Predictive power of MCT: Numerics and Finite size scaling for a mean field spin glass

TL;DR

This paper critically tests Mode Coupling Theory predictions in a mean field spin glass model, revealing partial validation and highlighting the impact of finite size effects and sample fluctuations on the theory's applicability.

Contribution

It provides a detailed numerical analysis of MCT in a fully connected spin glass model, introducing a modified finite size scaling approach for disordered systems.

Findings

Some MCT predictions are verified, others are violated.

Strong pre-asymptotic effects influence the results.
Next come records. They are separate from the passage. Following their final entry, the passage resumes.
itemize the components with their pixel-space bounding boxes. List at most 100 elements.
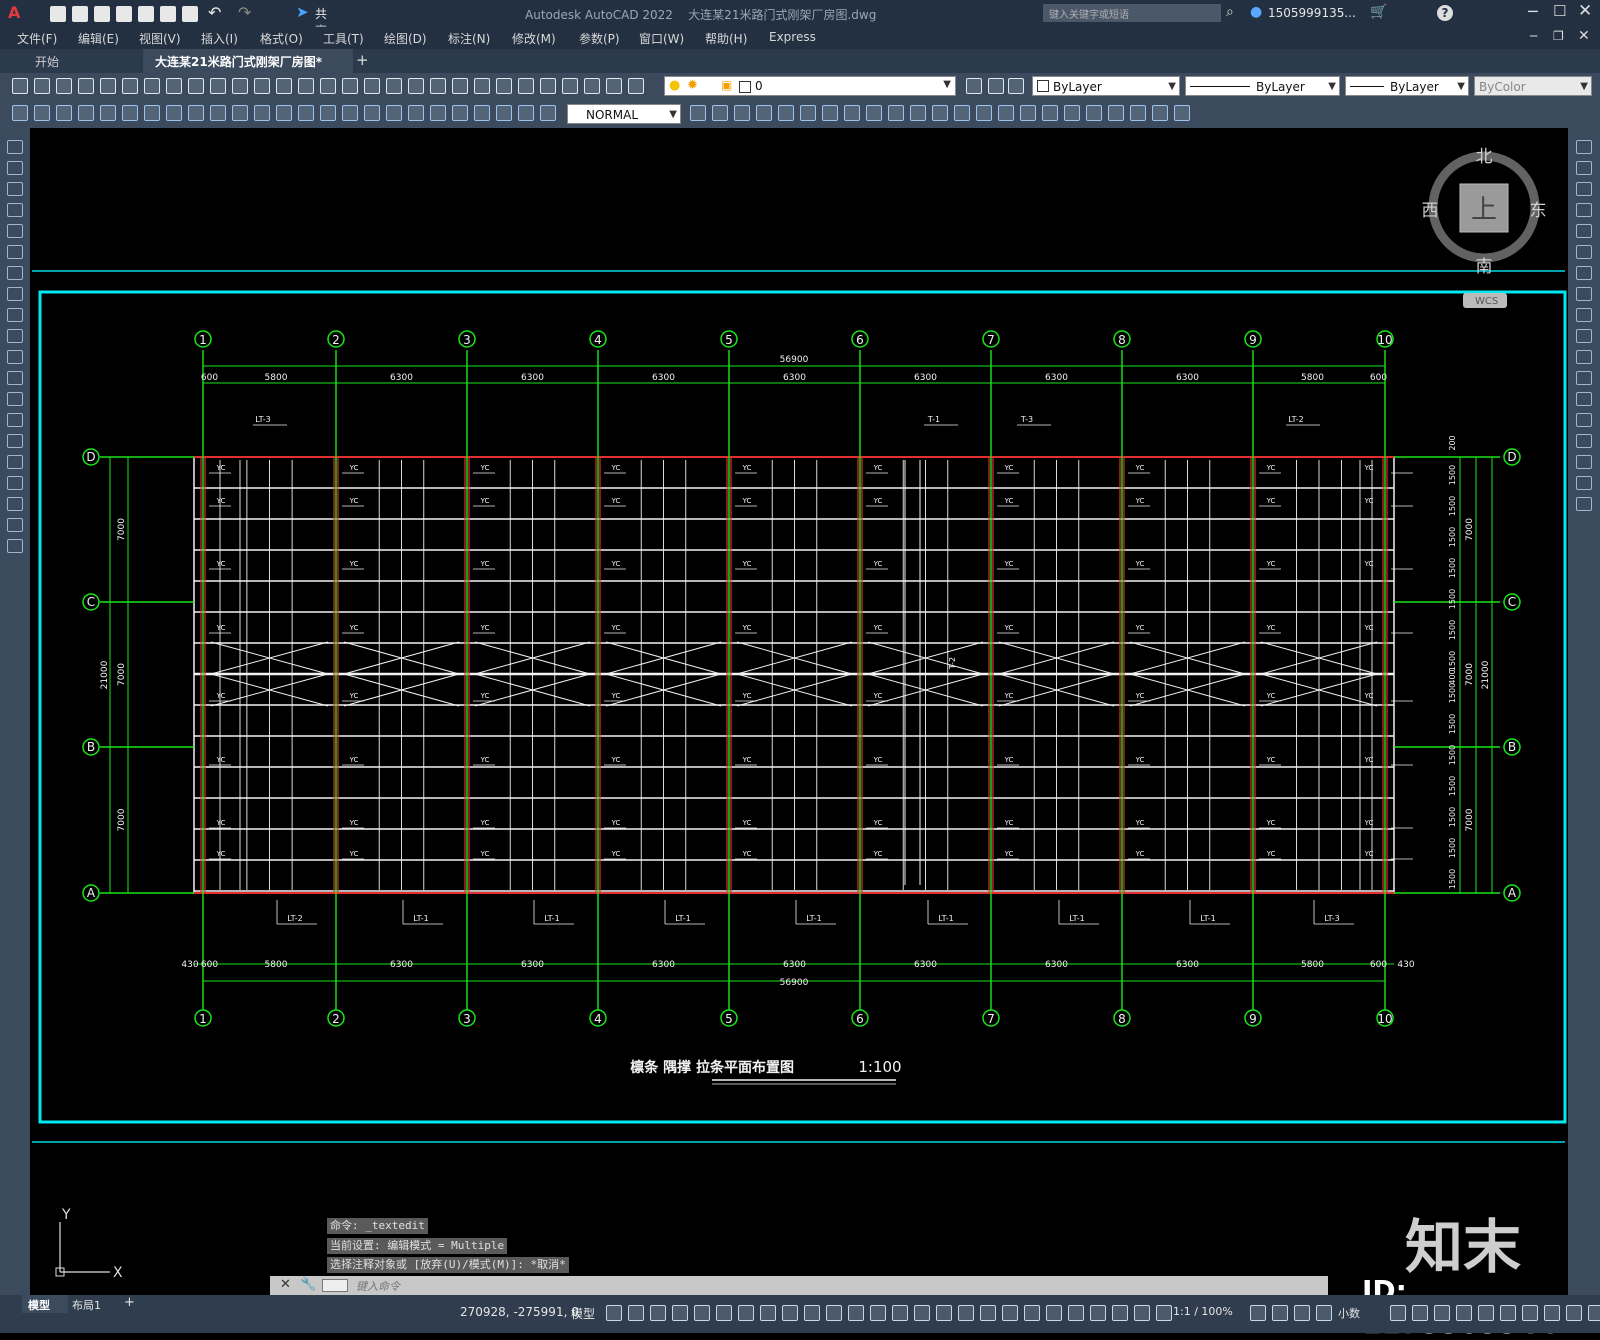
- modify-tool-16-icon[interactable]: [1576, 455, 1592, 469]
- draw-tool-14-icon[interactable]: [7, 413, 23, 427]
- tool-41-icon[interactable]: [1020, 105, 1036, 121]
- units-setting[interactable]: 小数: [1338, 1305, 1360, 1321]
- status-toggle-15-icon[interactable]: [914, 1305, 930, 1321]
- status-toggle-5-icon[interactable]: [694, 1305, 710, 1321]
- viewcube-top[interactable]: 上: [1471, 195, 1497, 225]
- draw-tool-7-icon[interactable]: [7, 266, 23, 280]
- tool-24-icon[interactable]: [518, 105, 534, 121]
- toolbar-20-icon[interactable]: [430, 78, 446, 94]
- tool-6-icon[interactable]: [122, 105, 138, 121]
- viewcube-west[interactable]: 西: [1422, 201, 1439, 221]
- tool-29-icon[interactable]: [756, 105, 772, 121]
- status-toggle-4-icon[interactable]: [672, 1305, 688, 1321]
- tool-38-icon[interactable]: [954, 105, 970, 121]
- redo-icon[interactable]: ↷: [238, 3, 251, 22]
- toolbar-8-icon[interactable]: [166, 78, 182, 94]
- draw-tool-11-icon[interactable]: [7, 350, 23, 364]
- toolbar-9-icon[interactable]: [188, 78, 204, 94]
- status-toggle-12-icon[interactable]: [848, 1305, 864, 1321]
- modify-tool-6-icon[interactable]: [1576, 245, 1592, 259]
- status-toggle-10-icon[interactable]: [804, 1305, 820, 1321]
- modify-tool-8-icon[interactable]: [1576, 287, 1592, 301]
- tool-18-icon[interactable]: [386, 105, 402, 121]
- add-tab-button[interactable]: +: [356, 51, 369, 69]
- tool-16-icon[interactable]: [342, 105, 358, 121]
- modify-tool-4-icon[interactable]: [1576, 203, 1592, 217]
- tool-35-icon[interactable]: [888, 105, 904, 121]
- linetype-combo[interactable]: ByLayer ▼: [1185, 76, 1340, 96]
- status-toggle-25-icon[interactable]: [1134, 1305, 1150, 1321]
- web-save-icon[interactable]: [160, 6, 176, 22]
- status-toggle-31-icon[interactable]: [1390, 1305, 1406, 1321]
- toolbar-28-icon[interactable]: [606, 78, 622, 94]
- color-combo[interactable]: ByLayer ▼: [1032, 76, 1180, 96]
- tool-37-icon[interactable]: [932, 105, 948, 121]
- help-icon[interactable]: ?: [1437, 5, 1453, 21]
- command-prompt-icon[interactable]: [322, 1279, 348, 1292]
- menu-help[interactable]: 帮助(H): [705, 30, 747, 47]
- modify-tool-2-icon[interactable]: [1576, 161, 1592, 175]
- annotation-scale[interactable]: 1:1 / 100%: [1173, 1305, 1233, 1318]
- layer-combo[interactable]: ● ✹ ▣ 0 ▼: [664, 76, 956, 96]
- toolbar-13-icon[interactable]: [276, 78, 292, 94]
- toolbar-23-icon[interactable]: [496, 78, 512, 94]
- web-open-icon[interactable]: [138, 6, 154, 22]
- tool-27-icon[interactable]: [712, 105, 728, 121]
- toolbar-24-icon[interactable]: [518, 78, 534, 94]
- modify-tool-9-icon[interactable]: [1576, 308, 1592, 322]
- status-toggle-28-icon[interactable]: [1272, 1305, 1288, 1321]
- status-toggle-24-icon[interactable]: [1112, 1305, 1128, 1321]
- status-toggle-23-icon[interactable]: [1090, 1305, 1106, 1321]
- draw-tool-3-icon[interactable]: [7, 182, 23, 196]
- tool-34-icon[interactable]: [866, 105, 882, 121]
- toolbar-2-icon[interactable]: [34, 78, 50, 94]
- tool-2-icon[interactable]: [34, 105, 50, 121]
- status-toggle-8-icon[interactable]: [760, 1305, 776, 1321]
- modify-tool-17-icon[interactable]: [1576, 476, 1592, 490]
- draw-tool-9-icon[interactable]: [7, 308, 23, 322]
- status-toggle-2-icon[interactable]: [628, 1305, 644, 1321]
- search-box[interactable]: 键入关键字或短语: [1043, 4, 1221, 22]
- viewcube-north[interactable]: 北: [1476, 147, 1493, 167]
- chevron-down-icon[interactable]: ▼: [943, 79, 951, 90]
- tool-26-icon[interactable]: [690, 105, 706, 121]
- lineweight-combo[interactable]: ByLayer ▼: [1345, 76, 1469, 96]
- draw-tool-16-icon[interactable]: [7, 455, 23, 469]
- tool-9-icon[interactable]: [188, 105, 204, 121]
- customize-icon[interactable]: 🔧: [300, 1277, 316, 1292]
- tool-22-icon[interactable]: [474, 105, 490, 121]
- menu-express[interactable]: Express: [769, 30, 816, 44]
- menu-insert[interactable]: 插入(I): [201, 30, 238, 47]
- draw-tool-5-icon[interactable]: [7, 224, 23, 238]
- close-command-icon[interactable]: ✕: [280, 1277, 291, 1292]
- tool-31-icon[interactable]: [800, 105, 816, 121]
- tool-46-icon[interactable]: [1130, 105, 1146, 121]
- viewcube-south[interactable]: 南: [1476, 257, 1493, 277]
- status-toggle-27-icon[interactable]: [1250, 1305, 1266, 1321]
- status-toggle-19-icon[interactable]: [1002, 1305, 1018, 1321]
- toolbar-19-icon[interactable]: [408, 78, 424, 94]
- search-icon[interactable]: ⌕: [1226, 4, 1234, 20]
- status-toggle-39-icon[interactable]: [1566, 1305, 1582, 1321]
- bulb-icon[interactable]: ●: [669, 78, 680, 93]
- status-toggle-9-icon[interactable]: [782, 1305, 798, 1321]
- modify-tool-7-icon[interactable]: [1576, 266, 1592, 280]
- tool-23-icon[interactable]: [496, 105, 512, 121]
- toolbar-4-icon[interactable]: [78, 78, 94, 94]
- toolbar-30-icon[interactable]: [966, 78, 982, 94]
- modify-tool-10-icon[interactable]: [1576, 329, 1592, 343]
- status-toggle-13-icon[interactable]: [870, 1305, 886, 1321]
- minimize-icon[interactable]: ─: [1528, 2, 1538, 21]
- plotstyle-combo[interactable]: ByColor ▼: [1474, 76, 1592, 96]
- tab-model[interactable]: 模型: [22, 1295, 68, 1313]
- modify-tool-1-icon[interactable]: [1576, 140, 1592, 154]
- toolbar-18-icon[interactable]: [386, 78, 402, 94]
- modify-tool-13-icon[interactable]: [1576, 392, 1592, 406]
- status-toggle-14-icon[interactable]: [892, 1305, 908, 1321]
- coordinates-readout[interactable]: 270928, -275991, 0: [460, 1305, 579, 1319]
- status-toggle-26-icon[interactable]: [1156, 1305, 1172, 1321]
- status-toggle-6-icon[interactable]: [716, 1305, 732, 1321]
- draw-tool-13-icon[interactable]: [7, 392, 23, 406]
- sun-icon[interactable]: ✹: [687, 78, 698, 93]
- status-toggle-3-icon[interactable]: [650, 1305, 666, 1321]
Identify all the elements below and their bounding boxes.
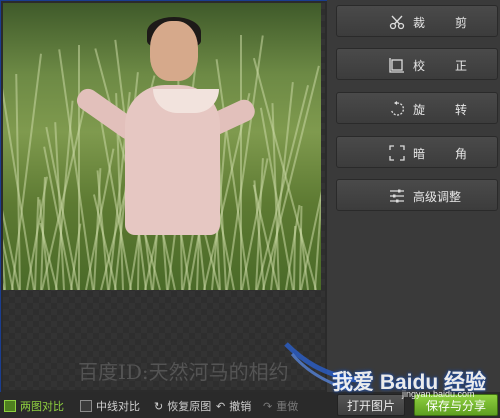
- vignette-icon: [389, 145, 405, 161]
- watermark-url: jingyan.baidu.com: [402, 389, 475, 399]
- restore-label: 恢复原图: [167, 400, 212, 413]
- undo-label: 撤销: [229, 400, 252, 413]
- compare-center-toggle[interactable]: 中线对比: [80, 398, 140, 414]
- redo-button[interactable]: ↷ 重做: [263, 398, 298, 414]
- compare-two-label: 两图对比: [20, 400, 64, 413]
- open-image-button[interactable]: 打开图片: [337, 394, 405, 416]
- compare-two-toggle[interactable]: 两图对比: [4, 398, 64, 414]
- straighten-label: 校正: [413, 59, 498, 73]
- vignette-button[interactable]: 暗角: [336, 136, 498, 168]
- vignette-label: 暗角: [413, 147, 498, 161]
- sliders-icon: [389, 188, 405, 204]
- photo-preview[interactable]: [3, 3, 321, 290]
- restore-icon: ↻: [154, 399, 164, 413]
- compare-center-label: 中线对比: [96, 400, 140, 413]
- undo-button[interactable]: ↶ 撤销: [216, 398, 251, 414]
- redo-label: 重做: [276, 400, 299, 413]
- rotate-icon: [389, 101, 405, 117]
- advanced-adjust-button[interactable]: 高级调整: [336, 179, 498, 211]
- grass-blade: [240, 35, 242, 290]
- straighten-icon: [389, 57, 405, 73]
- split-icon: [80, 400, 92, 412]
- author-watermark: 百度ID:天然河马的相约: [78, 360, 289, 384]
- restore-button[interactable]: ↻ 恢复原图: [154, 398, 211, 414]
- advanced-adjust-label: 高级调整: [413, 190, 462, 204]
- scissors-icon: [389, 14, 405, 30]
- grass-blade: [78, 45, 80, 290]
- girl-face: [150, 21, 198, 81]
- crop-button[interactable]: 裁剪: [336, 5, 498, 37]
- redo-icon: ↷: [263, 399, 273, 413]
- rotate-button[interactable]: 旋转: [336, 92, 498, 124]
- undo-icon: ↶: [216, 399, 226, 413]
- checkbox-icon: [4, 400, 16, 412]
- rotate-label: 旋转: [413, 103, 498, 117]
- crop-label: 裁剪: [413, 16, 498, 30]
- straighten-button[interactable]: 校正: [336, 48, 498, 80]
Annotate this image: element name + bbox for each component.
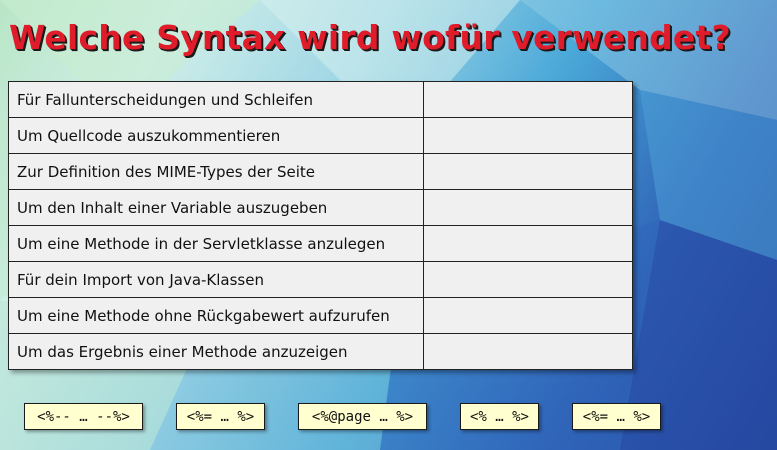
task-label: Für dein Import von Java-Klassen [8,261,424,298]
table-row: Für Fallunterscheidungen und Schleifen [8,81,633,118]
syntax-chip-comment[interactable]: <%-- … --%> [24,403,143,430]
answer-drop-slot[interactable] [423,225,633,262]
table-row: Um den Inhalt einer Variable auszugeben [8,189,633,226]
answer-drop-slot[interactable] [423,117,633,154]
table-row: Zur Definition des MIME-Types der Seite [8,153,633,190]
answer-drop-slot[interactable] [423,297,633,334]
answer-drop-slot[interactable] [423,189,633,226]
task-label: Zur Definition des MIME-Types der Seite [8,153,424,190]
syntax-chip-expression[interactable]: <%= … %> [176,403,265,430]
table-row: Um eine Methode in der Servletklasse anz… [8,225,633,262]
syntax-chip-page-directive[interactable]: <%@page … %> [298,403,427,430]
task-label: Für Fallunterscheidungen und Schleifen [8,81,424,118]
answer-drop-slot[interactable] [423,153,633,190]
page-title: Welche Syntax wird wofür verwendet? [9,18,731,57]
answer-drop-slot[interactable] [423,333,633,370]
table-row: Für dein Import von Java-Klassen [8,261,633,298]
table-row: Um das Ergebnis einer Methode anzuzeigen [8,333,633,370]
answer-drop-slot[interactable] [423,261,633,298]
task-label: Um das Ergebnis einer Methode anzuzeigen [8,333,424,370]
task-label: Um eine Methode ohne Rückgabewert aufzur… [8,297,424,334]
answer-drop-slot[interactable] [423,81,633,118]
syntax-chip-expression-2[interactable]: <%= … %> [572,403,661,430]
syntax-chip-scriptlet[interactable]: <% … %> [460,403,539,430]
table-row: Um eine Methode ohne Rückgabewert aufzur… [8,297,633,334]
assignment-table: Für Fallunterscheidungen und Schleifen Um… [8,81,633,370]
task-label: Um den Inhalt einer Variable auszugeben [8,189,424,226]
task-label: Um Quellcode auszukommentieren [8,117,424,154]
task-label: Um eine Methode in der Servletklasse anz… [8,225,424,262]
table-row: Um Quellcode auszukommentieren [8,117,633,154]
Standard FSS fails due to sample fluctuations, leading to a new modified FSS.

Abstract

The aim of this paper is to test numerically the predictions of the Mode Coupling Theory (MCT) of the glass transition and study its finite size scaling properties in a model with an exact MCT transition, which we choose to be the fully connected Random Orthogonal Model. Surprisingly, some predictions are verified while others seem clearly violated, with inconsistent values of some MCT exponents. We show that this is due to strong pre-asymptotic effects that disappear only in a surprisingly narrow region around the critical point. Our study of Finite Size Scaling (FSS) show that standard theory valid for pure systems fails because of strong sample to sample fluctuations. We propose a modified form of FSS that accounts well for our results. {\it En passant,} we also give new theoretical insights about FSS in disordered systems above their upper critical dimension. Our conclusion is that the quantitative predictions of MCT are exceedingly difficult to test even for models for which MCT is exact. Our results highlight that some predictions are more robust than others. This could provide useful guidance when dealing with experimental data.